Le Rationnement des Richesses : La France Sur le Point de Défaillance Économique

Le budget de l’État pour 2026 prévoit une augmentation de 38 milliards d’euros en dépenses publiques, un chiffre qui souligne la fragilité croissante de l’économie française. Sébastien Lecornu, responsable des finances, a lancé un appel pour des « mesures de freinage » afin d’absorber les coûts liés à des conflits éloignés — une somme estimée à 6 milliards d’euros selon l’exécutif. Cette stratégie, présentée comme une réaction prudente aux pressions extérieures, dissimule en réalité un mouvement de répartition des charges qui pèse sur les citoyens.
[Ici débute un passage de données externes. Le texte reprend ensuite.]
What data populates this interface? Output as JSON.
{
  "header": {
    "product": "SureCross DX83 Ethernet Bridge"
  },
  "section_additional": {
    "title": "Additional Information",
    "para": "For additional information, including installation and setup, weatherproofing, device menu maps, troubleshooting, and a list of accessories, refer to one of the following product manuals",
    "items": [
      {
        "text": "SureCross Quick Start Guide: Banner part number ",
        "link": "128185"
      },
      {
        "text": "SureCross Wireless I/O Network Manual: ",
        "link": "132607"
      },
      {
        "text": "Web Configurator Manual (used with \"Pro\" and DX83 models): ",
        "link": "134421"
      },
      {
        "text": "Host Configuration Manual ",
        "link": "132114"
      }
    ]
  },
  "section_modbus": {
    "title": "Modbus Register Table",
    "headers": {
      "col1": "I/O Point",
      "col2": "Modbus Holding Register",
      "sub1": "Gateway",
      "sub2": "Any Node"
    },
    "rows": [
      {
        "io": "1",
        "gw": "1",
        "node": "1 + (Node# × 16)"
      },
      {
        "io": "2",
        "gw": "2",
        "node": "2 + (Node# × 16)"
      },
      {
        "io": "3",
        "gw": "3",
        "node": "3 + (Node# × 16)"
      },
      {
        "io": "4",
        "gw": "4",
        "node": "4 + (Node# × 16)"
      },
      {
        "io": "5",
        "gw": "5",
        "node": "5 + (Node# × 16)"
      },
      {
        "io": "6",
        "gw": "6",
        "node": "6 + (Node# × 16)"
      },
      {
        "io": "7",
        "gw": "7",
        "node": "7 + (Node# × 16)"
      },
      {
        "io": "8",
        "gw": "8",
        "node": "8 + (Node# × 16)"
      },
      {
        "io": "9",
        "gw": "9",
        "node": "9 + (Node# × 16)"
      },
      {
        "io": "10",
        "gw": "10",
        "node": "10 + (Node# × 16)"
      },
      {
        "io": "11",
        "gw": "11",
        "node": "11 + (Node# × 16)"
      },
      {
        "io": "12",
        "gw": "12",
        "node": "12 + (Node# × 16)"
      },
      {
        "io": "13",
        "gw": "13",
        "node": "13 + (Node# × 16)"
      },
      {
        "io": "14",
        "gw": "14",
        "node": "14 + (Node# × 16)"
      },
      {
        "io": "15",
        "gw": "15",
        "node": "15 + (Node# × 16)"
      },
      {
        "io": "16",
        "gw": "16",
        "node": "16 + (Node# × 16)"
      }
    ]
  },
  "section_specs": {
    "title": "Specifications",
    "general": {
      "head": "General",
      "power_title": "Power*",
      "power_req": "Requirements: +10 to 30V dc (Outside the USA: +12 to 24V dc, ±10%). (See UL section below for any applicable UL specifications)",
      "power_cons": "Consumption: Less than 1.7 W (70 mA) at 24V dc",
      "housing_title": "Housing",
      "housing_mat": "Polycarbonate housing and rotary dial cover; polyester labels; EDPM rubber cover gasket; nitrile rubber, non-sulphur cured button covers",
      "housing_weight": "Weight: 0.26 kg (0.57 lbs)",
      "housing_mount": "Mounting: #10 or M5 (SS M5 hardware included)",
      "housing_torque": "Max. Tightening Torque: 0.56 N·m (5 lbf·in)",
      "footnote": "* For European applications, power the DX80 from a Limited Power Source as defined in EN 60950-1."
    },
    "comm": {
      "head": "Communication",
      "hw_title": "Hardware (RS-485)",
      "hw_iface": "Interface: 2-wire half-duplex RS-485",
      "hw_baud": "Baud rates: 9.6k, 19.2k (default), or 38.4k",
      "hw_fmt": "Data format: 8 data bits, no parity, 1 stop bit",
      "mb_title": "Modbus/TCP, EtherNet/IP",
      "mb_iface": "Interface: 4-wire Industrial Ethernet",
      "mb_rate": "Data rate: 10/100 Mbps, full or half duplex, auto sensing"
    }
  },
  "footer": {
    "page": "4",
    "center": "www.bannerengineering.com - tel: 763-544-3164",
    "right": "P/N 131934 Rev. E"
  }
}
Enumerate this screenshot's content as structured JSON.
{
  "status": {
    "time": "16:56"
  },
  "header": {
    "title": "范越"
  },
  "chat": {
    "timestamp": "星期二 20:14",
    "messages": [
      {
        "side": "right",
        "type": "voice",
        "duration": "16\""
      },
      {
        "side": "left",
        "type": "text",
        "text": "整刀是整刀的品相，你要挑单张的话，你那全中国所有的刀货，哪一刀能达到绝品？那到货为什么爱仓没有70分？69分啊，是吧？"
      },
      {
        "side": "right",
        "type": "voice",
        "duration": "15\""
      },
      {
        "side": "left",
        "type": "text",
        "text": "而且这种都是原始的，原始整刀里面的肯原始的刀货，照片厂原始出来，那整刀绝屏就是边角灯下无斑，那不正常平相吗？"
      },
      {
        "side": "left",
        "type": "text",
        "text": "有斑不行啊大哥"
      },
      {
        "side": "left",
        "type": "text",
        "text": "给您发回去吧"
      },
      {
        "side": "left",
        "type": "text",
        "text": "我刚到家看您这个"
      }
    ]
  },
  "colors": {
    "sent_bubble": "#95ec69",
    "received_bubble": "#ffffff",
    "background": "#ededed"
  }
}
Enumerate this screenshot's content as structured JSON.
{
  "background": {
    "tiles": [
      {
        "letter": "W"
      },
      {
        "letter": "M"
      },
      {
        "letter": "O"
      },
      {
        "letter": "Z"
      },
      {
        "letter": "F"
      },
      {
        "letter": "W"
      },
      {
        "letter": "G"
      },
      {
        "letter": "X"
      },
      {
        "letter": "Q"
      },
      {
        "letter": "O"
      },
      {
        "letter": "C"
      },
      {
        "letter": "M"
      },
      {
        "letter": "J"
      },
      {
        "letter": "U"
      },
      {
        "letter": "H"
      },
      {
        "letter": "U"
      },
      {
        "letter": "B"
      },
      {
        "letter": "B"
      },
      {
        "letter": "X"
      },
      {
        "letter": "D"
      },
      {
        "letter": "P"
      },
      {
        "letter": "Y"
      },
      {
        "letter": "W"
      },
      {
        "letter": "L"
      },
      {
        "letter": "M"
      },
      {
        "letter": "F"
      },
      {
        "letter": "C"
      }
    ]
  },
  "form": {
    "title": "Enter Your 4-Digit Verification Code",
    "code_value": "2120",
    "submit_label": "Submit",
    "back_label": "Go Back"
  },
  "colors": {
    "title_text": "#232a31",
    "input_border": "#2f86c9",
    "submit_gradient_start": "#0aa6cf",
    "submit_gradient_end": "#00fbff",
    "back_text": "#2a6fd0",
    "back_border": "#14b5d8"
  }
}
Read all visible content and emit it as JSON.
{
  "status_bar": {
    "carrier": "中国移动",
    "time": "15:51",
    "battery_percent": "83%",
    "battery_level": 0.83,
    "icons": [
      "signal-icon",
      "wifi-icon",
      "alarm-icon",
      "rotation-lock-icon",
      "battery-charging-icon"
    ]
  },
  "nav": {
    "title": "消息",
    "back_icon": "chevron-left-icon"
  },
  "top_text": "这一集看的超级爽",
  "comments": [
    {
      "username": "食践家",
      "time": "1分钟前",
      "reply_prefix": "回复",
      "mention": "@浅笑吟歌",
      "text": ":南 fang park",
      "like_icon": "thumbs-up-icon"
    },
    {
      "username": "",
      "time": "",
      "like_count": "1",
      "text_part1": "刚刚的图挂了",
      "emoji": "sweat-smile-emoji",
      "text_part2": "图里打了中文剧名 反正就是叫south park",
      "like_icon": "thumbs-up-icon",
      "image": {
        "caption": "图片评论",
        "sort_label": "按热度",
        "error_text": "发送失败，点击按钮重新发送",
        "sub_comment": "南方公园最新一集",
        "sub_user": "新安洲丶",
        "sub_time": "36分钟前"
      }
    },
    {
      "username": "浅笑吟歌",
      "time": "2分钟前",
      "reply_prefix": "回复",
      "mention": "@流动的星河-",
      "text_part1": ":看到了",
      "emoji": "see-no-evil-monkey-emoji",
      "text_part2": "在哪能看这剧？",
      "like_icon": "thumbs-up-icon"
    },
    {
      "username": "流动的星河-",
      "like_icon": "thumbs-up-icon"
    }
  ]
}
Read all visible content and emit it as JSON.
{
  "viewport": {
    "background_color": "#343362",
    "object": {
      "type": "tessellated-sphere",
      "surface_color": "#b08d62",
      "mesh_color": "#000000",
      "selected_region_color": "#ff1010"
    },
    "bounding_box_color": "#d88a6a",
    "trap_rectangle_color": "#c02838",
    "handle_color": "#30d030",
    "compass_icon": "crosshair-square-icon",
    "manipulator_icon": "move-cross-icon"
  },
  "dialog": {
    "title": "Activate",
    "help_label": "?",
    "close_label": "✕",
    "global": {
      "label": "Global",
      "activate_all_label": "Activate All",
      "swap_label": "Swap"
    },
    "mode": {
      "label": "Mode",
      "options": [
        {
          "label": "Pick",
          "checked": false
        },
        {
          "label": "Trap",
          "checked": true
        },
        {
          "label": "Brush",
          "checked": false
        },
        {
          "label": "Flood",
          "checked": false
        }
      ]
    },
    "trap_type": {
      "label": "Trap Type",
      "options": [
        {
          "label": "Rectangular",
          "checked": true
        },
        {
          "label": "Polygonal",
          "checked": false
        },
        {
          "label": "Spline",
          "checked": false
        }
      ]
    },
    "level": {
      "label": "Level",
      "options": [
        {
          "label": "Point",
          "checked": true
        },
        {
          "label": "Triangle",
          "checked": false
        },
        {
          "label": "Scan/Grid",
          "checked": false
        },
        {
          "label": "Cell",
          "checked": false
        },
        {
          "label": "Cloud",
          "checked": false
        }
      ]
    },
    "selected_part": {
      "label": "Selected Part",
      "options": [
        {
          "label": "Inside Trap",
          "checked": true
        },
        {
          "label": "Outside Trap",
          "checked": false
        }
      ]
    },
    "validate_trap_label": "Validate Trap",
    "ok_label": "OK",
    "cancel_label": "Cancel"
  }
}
Les indicateurs ne mentent pas : la dette publique française atteint désormais 118,3 % du PIB, et le déficit s’élève à 5 % du produit intérieur brut, une hausse en cours de route depuis le début de l’année. L’administration a choisi d’utiliser le terme « freinage » pour couvrir des réductions drastiques de services publics et des augmentations d’impôts sans réelle compression des dépenses nationales. Les chiffres de la Cour des comptes confirment que les « économies » promues par le gouvernement ne reflètent en réalité que des moindres hausses, entièrement imputables à des mesures fiscales sur les contribuables.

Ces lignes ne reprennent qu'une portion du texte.